Key Takeaways

• “This is a time of extraordinarily high visibility for security issues and security leadership, and that means this is a unique opportunity to shift your position in the organization.”

• “Security and risk leaders must not only defend the enterprise, but go on the offensive to help the enterprise take advantage of a wide variety of new opportunities to help them respond to an ever-changing world of threats.”

• “The best coaches in the world are viewed as honest brokers: you’re the person that we can go to when we’re not sure what’s going on and get your advice and expertise to help take us to the next level.”

• “Go on the offensive and take control of your leadership brand. Think about three words your CEO would use to describe you today, and then how you would prefer they describe you three months from now.” 

• “Go on the offensive regarding who you work with and what you work on. Focus on partnering with business customers by being clear about their job on the team.”

• “Coach executives through these tough digital uncertainties in this time of volatility, reframe your culture, embrace your role as that cultural leader, and win together by delivering on cost, revenue and risk.”

Learn more in the Gartner press release “Gartner Identifies Three Steps for Security and Risk Leaders to Lead from an Offensive Position.”

Resilience is a top organizational priority, accelerated by the COVID-19 pandemic.
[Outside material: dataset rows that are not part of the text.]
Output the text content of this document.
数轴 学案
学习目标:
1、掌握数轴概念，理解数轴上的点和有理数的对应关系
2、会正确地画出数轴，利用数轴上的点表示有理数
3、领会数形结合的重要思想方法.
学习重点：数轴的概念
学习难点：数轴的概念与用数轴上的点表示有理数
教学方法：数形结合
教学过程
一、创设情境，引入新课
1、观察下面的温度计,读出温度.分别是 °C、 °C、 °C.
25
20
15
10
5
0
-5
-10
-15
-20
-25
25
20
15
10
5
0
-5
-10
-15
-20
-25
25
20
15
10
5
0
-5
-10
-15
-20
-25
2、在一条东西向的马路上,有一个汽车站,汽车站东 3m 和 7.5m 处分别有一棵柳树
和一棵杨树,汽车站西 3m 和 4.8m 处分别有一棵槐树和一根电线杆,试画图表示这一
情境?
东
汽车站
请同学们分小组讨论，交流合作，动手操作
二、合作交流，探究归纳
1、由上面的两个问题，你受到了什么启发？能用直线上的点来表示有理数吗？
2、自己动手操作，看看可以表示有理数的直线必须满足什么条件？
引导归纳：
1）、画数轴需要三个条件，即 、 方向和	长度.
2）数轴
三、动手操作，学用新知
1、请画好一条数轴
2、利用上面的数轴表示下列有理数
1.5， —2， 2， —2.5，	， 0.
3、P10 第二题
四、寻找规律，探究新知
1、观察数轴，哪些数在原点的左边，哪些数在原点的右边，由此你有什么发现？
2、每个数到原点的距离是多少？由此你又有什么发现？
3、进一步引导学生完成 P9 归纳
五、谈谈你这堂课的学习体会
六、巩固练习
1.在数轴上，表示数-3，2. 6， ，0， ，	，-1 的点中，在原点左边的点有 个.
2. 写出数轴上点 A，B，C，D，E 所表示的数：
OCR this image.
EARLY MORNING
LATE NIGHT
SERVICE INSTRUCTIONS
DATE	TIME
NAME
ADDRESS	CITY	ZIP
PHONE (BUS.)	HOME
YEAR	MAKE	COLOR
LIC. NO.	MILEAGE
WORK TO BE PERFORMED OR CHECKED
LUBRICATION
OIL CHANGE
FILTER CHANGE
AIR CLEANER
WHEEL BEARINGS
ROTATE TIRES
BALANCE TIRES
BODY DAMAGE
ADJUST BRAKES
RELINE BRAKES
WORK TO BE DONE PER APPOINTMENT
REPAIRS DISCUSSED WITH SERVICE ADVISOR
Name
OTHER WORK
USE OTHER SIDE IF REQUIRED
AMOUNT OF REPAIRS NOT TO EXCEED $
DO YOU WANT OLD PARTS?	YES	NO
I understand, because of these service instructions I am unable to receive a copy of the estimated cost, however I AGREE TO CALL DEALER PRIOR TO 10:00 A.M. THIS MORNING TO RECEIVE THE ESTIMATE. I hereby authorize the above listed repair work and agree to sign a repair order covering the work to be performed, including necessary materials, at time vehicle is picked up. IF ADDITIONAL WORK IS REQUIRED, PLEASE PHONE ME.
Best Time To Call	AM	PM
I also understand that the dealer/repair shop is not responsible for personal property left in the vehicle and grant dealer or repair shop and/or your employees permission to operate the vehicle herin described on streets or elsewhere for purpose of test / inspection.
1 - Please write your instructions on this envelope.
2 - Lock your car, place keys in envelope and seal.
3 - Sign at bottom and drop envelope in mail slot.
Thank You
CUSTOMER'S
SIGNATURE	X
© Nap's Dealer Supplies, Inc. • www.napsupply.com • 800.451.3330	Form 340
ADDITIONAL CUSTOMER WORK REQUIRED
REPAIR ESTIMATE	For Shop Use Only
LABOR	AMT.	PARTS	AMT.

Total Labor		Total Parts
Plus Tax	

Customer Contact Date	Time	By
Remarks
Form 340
In her session, Roberta Witty, VP Analyst at Gartner, covered four components of organizational resilience, including why resilience is a strategic imperative and an all-in enterprise initiative.

Key Takeaways

• “Building resilience is a journey. It starts with disaster recovery, business continuity, IT resilience, operational resilience and organizational resilience.”

• “Look at organizational resilience as a horizontal lens of your enterprise risk management program.”

• “Resilience must be deliberately designed into the culture of the organization, and must have committed leadership and strong program management.”

• There are four components for a strong IT resilience program:

  • A strategy in governance model

  • A program management model

  • A cybersecurity resilience focus

  • Leveraging technologies that can help build reliability, tolerance and recovery

• “Start with a few management disciplines and expand over time so that resilience does not become a boil in the ocean activity, where everyone loses interest and gets overwhelmed, and nothing gets done.”

This year’s Top Trends in Security and Risk Management highlight strategic shifts in the security ecosystem that aren't widely recognized, but are likely to have potential for disruption in the coming years. In his session, Peter Firstbrook, VP Analyst at Gartner, described each trend and how leading organizations can take advantage of them going into 2022. 

Key Takeaways

• Remote work is the new normal, which introduces a number of security challenges. Protecting and maintaining the remote workspace is critical through developing a limited number of remote work profiles and associated policies.

• The “cybersecurity mesh” architecture is emerging to secure distributed digital assets and extended cybersecurity controls wherever needed.

• Security product consolidation is underway as CISOs are starting to seek simplification of their environments. In fact, 80% of IT organizations plan to pursue a vendor consolidation strategy in the next 3 years, with 30% already doing this.  

• Identity-first security is now an imperative for organizations and represents the way all information workers will function, regardless of whether they are remote or office-bound.

• Machine identity management is becoming a critical security capability, too. It’s not only about securing human entities, but also machines such as workloads and devices.

• Breach and attack simulation tools are emerging to provide continuous defensive posture assessments, especially as recent security attacks make global headlines.

• Privacy enhancing computation protects critical data during processing.There  are three types of computation techniques: data transformation, secure computation and hardware-based security.

• Boards are adding cybersecurity experts to better understand risk. Boards told Gartner that the top two sources of risks to the enterprise are regulatory/compliance risk and cybersecurity.